Mgr Provider Contracts (4562BR) Columbus, Ohio

Job Summary

Plans, organizes, staffs, and assists in the supervision of the activities of the Plan’s Provider Contracts unit within the Network Management & Operations Department.  Works with Vice President or Director Network Management & Operations, senior management and Corporate to develop and implement standardized provider contracts and contracting strategies. Manages provider networks to ensure adequacy, quality and access. Conducts high level negotiations/renegotiations with key providers and ensure outcomes fall within designated financial parameters. Resolves contract interpretation issues. Participates in internal/external meetings involving provider network activity.

Essential Functions

• Manages, trains and assists the Contract Managers and Contract Specialist(s).  Interviews, hires and completes performance appraisals.
• In conjunction with the VP or Director Network Management & Operations, oversees development of provider contracting strategies, identifying those specialties and geographic locations on which to concentrate resources for purposes of establishing a sufficient network of Participating Providers to serve the health care needs of the Plan’s membership.
• Advises in preparation and negotiations of provider contracts and oversee negotiation of contracts in concert with established company guidelines with physicians, hospitals, and other health care providers.
• Achieves annual savings through recontracting initiatives.  Implements cost control initiatives to positively influence the Medical Care Ratio (MCR) in each contracted region.
• Utilizes standardized contract templates and Pay for Performance strategies.
• Develops and maintains Reimbursement Tolerance Parameters (across multiple specialties/ geographies).  Oversees the development of new reimbursement models in concert with VP Network Management and Senior leadership. Communicates new strategies to Corporate for input. Utilize Standardized system (Emptoris) to track Contract Negotiation activity on an ongoing basis throughout the year.
• Participates on the management team and other committees addressing the strategic goals of the department and organization.
• Oversees the maintenance of all Provider Contract Templates.  Works with legal and Corporate Network Management on an as needed basis to modify contract templates to ensure compliance with all contractual and/or regulatory requirements.
• Complies with required workplace safety standards.
• Adheres to the company and/or departmental confidentiality standards and HIPAA compliance programs.
• Adheres to the company and/or departmental fraud and abuse prevention/detection policies and programs.
State Plan / Department Specific Duties and Responsibilities (List all essential duties other than those listed above in order of importance)
• Ensures compliance with all Medicare and Medicaid provider panel and network capacity and adequacy requirements.  Produces and monitors weekly/monthly reports to track and monitor compliance with network adequacy requirements.
• Develops and implements strategies to reduce impactible member access grievances.  Monitors and adjusts strategy implementation as needed to achieve desire goals and reduce impactible member access grievances.

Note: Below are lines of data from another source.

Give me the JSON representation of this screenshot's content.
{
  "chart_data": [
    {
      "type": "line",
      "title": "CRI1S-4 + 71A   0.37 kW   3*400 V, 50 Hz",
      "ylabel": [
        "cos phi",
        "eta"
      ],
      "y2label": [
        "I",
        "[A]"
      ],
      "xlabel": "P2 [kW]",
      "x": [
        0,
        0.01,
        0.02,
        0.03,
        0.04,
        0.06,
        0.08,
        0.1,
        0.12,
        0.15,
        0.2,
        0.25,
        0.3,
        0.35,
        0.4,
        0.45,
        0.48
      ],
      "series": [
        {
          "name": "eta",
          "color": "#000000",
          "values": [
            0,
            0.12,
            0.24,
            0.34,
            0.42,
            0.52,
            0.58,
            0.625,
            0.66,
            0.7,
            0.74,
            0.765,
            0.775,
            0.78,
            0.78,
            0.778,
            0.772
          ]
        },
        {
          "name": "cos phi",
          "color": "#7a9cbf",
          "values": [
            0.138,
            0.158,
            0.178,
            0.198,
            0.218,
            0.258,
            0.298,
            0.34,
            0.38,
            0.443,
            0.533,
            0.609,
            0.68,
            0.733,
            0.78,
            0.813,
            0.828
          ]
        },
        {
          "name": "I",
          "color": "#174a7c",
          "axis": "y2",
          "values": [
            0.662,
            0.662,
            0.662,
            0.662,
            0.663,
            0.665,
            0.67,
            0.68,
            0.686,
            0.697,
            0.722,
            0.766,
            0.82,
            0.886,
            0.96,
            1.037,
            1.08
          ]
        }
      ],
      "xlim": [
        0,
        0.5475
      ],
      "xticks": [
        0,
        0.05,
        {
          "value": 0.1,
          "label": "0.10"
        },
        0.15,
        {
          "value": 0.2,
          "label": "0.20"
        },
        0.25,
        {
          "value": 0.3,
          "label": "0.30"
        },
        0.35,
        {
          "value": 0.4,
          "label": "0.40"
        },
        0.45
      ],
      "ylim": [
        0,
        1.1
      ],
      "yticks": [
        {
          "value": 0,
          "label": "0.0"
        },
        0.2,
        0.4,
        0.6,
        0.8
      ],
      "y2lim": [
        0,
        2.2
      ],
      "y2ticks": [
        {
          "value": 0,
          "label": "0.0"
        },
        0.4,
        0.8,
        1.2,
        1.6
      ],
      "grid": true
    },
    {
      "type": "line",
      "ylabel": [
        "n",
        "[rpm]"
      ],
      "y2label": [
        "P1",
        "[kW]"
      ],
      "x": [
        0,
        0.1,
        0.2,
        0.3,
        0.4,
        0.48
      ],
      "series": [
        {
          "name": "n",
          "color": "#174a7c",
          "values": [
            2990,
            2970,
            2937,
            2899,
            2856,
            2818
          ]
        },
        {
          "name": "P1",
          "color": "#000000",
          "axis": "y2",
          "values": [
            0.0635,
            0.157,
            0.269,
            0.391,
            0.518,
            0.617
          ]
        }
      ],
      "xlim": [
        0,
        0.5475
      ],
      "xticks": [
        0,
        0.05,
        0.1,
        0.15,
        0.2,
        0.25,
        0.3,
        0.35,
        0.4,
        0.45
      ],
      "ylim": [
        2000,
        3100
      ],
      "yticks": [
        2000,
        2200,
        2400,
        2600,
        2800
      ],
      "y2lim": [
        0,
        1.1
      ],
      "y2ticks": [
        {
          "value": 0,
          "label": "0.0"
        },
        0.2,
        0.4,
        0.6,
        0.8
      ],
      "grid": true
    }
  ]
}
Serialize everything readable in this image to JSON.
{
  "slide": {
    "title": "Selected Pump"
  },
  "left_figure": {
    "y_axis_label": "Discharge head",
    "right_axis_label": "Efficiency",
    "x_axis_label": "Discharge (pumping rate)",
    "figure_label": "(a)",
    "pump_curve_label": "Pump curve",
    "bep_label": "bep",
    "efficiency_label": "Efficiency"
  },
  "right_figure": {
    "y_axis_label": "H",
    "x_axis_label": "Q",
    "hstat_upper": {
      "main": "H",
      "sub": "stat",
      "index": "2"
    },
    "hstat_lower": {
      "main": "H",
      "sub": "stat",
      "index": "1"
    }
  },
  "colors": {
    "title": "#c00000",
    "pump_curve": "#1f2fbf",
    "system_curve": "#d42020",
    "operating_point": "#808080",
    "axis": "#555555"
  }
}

• Excellent verbal and written communication skills with ability to prepare and execute group presentations
• Demonstrated knowledge of reimbursement methodologies, managed care processes, and managed care lines of business, including Medicaid, Managed Medicaid, Medicare and Commercial HMO products
• Contract negotiation skills
• Ability to work independently
• Demonstrated competency in Microsoft Office (MS Word, Excel, PowerPoint)
• Ability to abide by Molina’s policies
• Ability to maintain attendance to support required quality and quantity of work
• Maintain confidentiality and comply with Health Insurance Portability and Accountability Act (HIPAA)
• Ability to establish and maintain positive and effective work relationships with coworkers, clients, members, providers and customers

Required Education: 
 Bachelor’s Degree in a related field (Business Administration, etc.,) or equivalent experience
Required Experience:     
5 years in managed care with contract negotiations experience.
3 years of supervisory experience.                                                                                                                  
Required Licensure/Certification:
Preferred Education:
Master’s Degree  
Preferred Experience:
6+ years of experience in Managed Care contracting negotiations for all provider types-physician, hospital and ancillary providers.
3 years experience in hospital and ancillary provider contracting.   
Preferred Licensure/Certification:

State Specific Requirements

·Lead and coordinate implementation of novel reimbursement strategies including bundled payment.

·Develop new models of reimbursement that capture cost and quality outcomes.

·Develop analytic reporting tools to track outcomes for contracted entities and internal review.

·Develop provider tools such as scorecards and other metrics for effective provider management of patient populations.

·Coordinate efforts with multiple departments to advance PCMH, Health Homes and other patient-centered programs.

·Be a resource to senior leadership and management on payment reform.

·Work closely and collaboratively with multiple departments such as Finance & Analytics, Quality Improvement and Network Management.

To all current Molina employees if you are interested in applying for this position please apply through the intranet job listing. Also, fill out an Employee Transfer Request Form (ETR) and attach it to your profile when applying online.

Molina Healthcare offers competitive benefits and compensation package. Molina Healthcare is an Equal Opportunity Employer (EOE) M/F/D/V.